The Prom review at Longacre Theatre, New York – ‘joyous and affectionate’
Casey Nicholaw is currently Broadway’s most prolific director/choreographer. He adds a fourth title to his portfolio with this joyously affectionate musical.
Like his most recent hit here Mean Girls it has a high school theme, but it’s a very different show, far more low-key. Though no Broadway show is ever exactly low budget, this show’s invests more in its characters than its sets.
As with Nicholaw’s production of The Drowsy Chaperone,this is a knowing, self-referential musical about recognisable show business types; it also shares the asset of its originality, not being based on a previous existing source.
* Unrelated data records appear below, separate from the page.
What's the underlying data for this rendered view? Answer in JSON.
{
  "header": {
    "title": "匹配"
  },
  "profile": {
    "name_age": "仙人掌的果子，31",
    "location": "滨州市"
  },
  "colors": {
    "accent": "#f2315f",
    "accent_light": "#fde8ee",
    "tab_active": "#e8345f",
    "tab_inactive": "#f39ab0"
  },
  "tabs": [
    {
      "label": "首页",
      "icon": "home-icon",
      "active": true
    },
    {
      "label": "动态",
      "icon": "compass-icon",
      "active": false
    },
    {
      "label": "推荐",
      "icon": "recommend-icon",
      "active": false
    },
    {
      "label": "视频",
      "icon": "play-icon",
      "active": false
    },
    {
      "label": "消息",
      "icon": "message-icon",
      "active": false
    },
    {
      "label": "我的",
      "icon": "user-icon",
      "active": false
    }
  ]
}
Owing something to the Glee and Smash television franchises, it takes Broadway types and tropes on the road to a small-town Indiana community wrestling with societal change and promoting a story of lesbian acceptance.
The Prom tells the story of an American teenager who wants to take her girlfriend to the school prom, against the wishes of the school’s governors.
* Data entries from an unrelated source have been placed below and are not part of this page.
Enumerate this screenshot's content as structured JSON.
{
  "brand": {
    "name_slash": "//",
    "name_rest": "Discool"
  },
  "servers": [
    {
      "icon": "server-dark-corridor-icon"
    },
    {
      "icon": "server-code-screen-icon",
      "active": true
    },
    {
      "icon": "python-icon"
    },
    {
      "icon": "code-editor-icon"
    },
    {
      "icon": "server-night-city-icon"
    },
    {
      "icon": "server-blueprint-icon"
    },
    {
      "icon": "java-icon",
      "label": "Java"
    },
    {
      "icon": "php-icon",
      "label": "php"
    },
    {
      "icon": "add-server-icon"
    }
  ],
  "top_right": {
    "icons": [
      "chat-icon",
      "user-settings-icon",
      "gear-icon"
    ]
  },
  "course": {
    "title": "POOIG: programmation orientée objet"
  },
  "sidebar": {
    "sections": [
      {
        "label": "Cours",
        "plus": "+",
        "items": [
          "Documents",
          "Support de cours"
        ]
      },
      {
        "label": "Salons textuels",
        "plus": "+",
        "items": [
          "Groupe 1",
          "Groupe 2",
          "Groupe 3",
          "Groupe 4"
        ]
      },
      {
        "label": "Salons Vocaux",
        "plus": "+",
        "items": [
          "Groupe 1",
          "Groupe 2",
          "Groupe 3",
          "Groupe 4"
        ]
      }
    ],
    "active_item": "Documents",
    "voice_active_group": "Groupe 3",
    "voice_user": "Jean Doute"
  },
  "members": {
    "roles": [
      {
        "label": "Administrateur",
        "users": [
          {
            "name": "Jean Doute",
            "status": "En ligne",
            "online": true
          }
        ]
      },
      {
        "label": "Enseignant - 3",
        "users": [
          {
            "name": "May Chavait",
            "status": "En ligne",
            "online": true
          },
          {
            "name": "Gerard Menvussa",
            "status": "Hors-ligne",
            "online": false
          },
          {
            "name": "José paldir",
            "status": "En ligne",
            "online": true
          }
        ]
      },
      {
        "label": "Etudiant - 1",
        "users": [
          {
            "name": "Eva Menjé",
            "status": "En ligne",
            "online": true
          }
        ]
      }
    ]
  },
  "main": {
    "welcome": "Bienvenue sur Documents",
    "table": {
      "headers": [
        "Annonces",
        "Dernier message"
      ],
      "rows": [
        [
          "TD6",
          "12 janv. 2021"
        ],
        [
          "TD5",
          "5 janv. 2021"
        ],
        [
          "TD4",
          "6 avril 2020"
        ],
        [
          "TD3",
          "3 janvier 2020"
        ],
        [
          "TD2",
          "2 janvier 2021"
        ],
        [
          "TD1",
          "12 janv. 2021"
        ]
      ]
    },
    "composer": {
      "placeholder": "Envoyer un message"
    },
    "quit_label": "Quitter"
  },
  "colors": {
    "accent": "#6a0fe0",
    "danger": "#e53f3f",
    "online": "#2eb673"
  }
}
There are similarities to Everybody’s Talking About Jamie, though the support comes not from family as in Jamie, but from four graspingly ambitious Broadway types, trying to generate a publicity campaign of outrage on her behalf in order to promote themselves.
The stage time is more theirs than hers. A quartet of Broadway veterans play a faded diva (Beth Leavel), a chorine (Angie Schworer), who is determined to keep going long past her sell-by date, a Broadway publicist (Josh Lamon) and a Juilliard-trained actor-turned-professional waiter (Christopher Sieber). These four pull out all the comic stops – and most of the cliches too.
And though there’s much less angst in The Prom than in Fun Home, it’s heartening to see a second musical about the lesbian experience on Broadway.